A “noindex” tag is a specific HTML meta tag, known as a meta robots tag, that is used to instruct search engines like Google not to index a particular web page. When you add a noindex meta tag to the HTML code of a webpage, you are essentially telling search engines that you don’t want that page to be included in their search results. This is often used for pages that you want to keep hidden from search engine results, such as private or outdated content, but still want to keep on your website for other purposes.
A noindex meta tag is placed in the head of a page a looks like this:
<meta name=”robots” content=”noindex” />
Why are noindex meta tags important?
The “noindex” tag is crucial for website owners and digital marketers to control what content appears in search engine results, enhance SEO strategies, protect sensitive data, and improve the overall user experience. By selectively choosing which pages to index, sites can prevent sensitive or irrelevant content from showing up in search results while ensuring that their most valuable is priortized for indexation and ranking. Nindexing content also helps to avoid duplicate content issues, reserves crawl budget, and helps websites comply with legal requirements related to privacy and data protection.

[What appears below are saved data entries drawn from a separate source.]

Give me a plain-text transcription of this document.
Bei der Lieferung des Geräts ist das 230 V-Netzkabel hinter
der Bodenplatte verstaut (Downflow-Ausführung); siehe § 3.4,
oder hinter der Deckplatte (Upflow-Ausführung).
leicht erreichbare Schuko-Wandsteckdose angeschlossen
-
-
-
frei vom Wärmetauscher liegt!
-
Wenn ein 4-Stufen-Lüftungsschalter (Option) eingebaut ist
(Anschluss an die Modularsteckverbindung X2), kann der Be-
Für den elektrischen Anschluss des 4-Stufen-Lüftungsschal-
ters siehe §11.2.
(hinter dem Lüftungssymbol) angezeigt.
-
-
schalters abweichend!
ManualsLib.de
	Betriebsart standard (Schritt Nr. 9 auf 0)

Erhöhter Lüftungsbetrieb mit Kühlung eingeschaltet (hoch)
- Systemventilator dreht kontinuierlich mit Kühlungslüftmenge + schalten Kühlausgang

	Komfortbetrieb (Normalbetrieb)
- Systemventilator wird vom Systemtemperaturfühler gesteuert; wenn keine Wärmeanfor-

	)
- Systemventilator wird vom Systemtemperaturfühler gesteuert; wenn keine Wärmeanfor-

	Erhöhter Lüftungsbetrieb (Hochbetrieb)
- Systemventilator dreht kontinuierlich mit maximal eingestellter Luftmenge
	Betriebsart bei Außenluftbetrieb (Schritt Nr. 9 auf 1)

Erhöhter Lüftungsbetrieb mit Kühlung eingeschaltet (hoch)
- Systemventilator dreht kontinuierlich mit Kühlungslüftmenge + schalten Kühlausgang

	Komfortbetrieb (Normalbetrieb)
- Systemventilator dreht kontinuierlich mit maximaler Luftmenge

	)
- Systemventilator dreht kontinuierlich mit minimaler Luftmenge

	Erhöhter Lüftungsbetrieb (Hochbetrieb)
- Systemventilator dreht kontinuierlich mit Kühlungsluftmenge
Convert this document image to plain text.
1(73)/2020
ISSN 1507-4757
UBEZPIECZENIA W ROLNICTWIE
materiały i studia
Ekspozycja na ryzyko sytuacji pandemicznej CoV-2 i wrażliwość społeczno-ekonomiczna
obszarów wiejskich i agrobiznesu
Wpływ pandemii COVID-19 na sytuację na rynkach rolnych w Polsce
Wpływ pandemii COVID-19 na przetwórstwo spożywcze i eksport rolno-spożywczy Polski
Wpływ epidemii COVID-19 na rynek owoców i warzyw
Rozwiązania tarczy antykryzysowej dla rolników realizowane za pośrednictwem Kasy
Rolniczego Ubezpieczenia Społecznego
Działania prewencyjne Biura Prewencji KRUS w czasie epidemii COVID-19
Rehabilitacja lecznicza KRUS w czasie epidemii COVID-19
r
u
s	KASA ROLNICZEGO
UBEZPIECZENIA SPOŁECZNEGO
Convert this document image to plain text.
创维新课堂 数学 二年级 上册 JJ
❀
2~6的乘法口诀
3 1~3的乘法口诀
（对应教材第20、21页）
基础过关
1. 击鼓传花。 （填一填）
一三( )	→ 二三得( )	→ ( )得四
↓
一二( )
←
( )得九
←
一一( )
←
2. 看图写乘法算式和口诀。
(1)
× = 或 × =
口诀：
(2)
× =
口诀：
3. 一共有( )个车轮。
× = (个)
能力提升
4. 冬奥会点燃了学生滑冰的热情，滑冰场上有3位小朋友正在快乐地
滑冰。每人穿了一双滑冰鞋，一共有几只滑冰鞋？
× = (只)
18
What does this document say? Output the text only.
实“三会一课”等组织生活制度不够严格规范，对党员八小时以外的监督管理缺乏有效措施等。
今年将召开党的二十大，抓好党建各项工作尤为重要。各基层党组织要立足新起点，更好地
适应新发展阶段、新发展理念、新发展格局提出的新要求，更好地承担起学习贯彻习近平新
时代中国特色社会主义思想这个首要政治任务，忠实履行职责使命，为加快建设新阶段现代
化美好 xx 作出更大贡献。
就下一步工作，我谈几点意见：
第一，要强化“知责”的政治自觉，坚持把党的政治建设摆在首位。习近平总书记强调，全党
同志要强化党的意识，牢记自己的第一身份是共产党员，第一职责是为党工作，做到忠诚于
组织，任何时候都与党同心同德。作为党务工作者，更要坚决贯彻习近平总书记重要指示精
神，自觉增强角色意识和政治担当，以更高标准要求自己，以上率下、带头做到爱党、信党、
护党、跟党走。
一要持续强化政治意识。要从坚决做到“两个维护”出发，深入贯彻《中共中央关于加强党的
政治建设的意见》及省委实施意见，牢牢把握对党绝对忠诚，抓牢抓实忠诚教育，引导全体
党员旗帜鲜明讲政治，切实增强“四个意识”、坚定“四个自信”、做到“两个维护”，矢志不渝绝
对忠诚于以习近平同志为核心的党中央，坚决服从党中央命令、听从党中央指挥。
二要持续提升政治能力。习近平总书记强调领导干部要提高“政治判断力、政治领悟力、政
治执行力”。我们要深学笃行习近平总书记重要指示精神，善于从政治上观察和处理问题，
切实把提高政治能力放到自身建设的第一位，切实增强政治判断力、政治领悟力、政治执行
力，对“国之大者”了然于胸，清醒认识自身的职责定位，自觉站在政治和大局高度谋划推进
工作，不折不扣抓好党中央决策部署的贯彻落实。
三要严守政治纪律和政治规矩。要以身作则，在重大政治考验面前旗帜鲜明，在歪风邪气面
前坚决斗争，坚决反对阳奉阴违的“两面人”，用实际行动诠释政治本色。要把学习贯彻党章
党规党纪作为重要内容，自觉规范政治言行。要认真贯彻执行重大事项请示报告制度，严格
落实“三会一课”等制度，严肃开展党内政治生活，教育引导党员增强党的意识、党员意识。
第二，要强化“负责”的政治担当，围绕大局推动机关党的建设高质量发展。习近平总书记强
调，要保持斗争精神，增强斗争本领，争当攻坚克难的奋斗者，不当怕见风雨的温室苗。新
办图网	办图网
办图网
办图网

Technical SEO is coplicated. Let the experts help!
Why Hasn’t Google Removed Pages with Noindex Meta Tags from the Search Results?
So let’s say you added a noindex meta tag (<meta name=”robots” content=”noindex”> in the <head>) to the relevant pages and you’re still seeing them in Google (usually via a site: search). Now what?
Almost always, the issue is one of two things.
1. Google can’t crawl the content
This is because you either blocked crawling via robots.txt or put the pages behind a login. Both decent ways to prevent google from seeing pages in the first place, but not helpful after it’s already indexed pages.
2.Google hasnt crawled the content
Common for dev sites or pages that once we’re linked on your site but have been removed.
How to Ensure Google Recognizes Your Noindex Meta Tag
In both cases mentioned above, the issue is Google doesn’t know you’ve added a noindex meta tag. Google doesn’t visit everything in it’s index every day or even every week, so we need to draw it’s attention.
- Open up crawling – take away logins or robots.txt crawl restrictions
- For more urgent issues, use the URL Removal Tool in search console (note – this is temporary!)
- Inspect the URL using the search bar at the top of every page of search console.
- Click Request Indexing
You read that right. You’re not really telling Google to index the url, you’re telling it to crawl. This will get Google to notice your noindex tag.
Once your page is removed from Google you can go back to putting the content behind a login or blocking via robots.txt.
How to Noindex Multiple URLs
Got a ton of pages? Maybe an entire site? No need to worry.
The easiest way to do this is creating an XML sitemap of your noindex pages and submitting that via search console.
If you have a list of URLs, there are sitemap generators out there. You can also use Screaming Frog to generate the file for you (and verify your noindex tags are all present at the same time).
This accomplishes the same thing (get Google to crawl your pages and see the noindex tags) at scale. You can also monitor the sitemap in search console to see the number of indexed pages drop to zero.
Simple as that! Go forth and make your content disappear.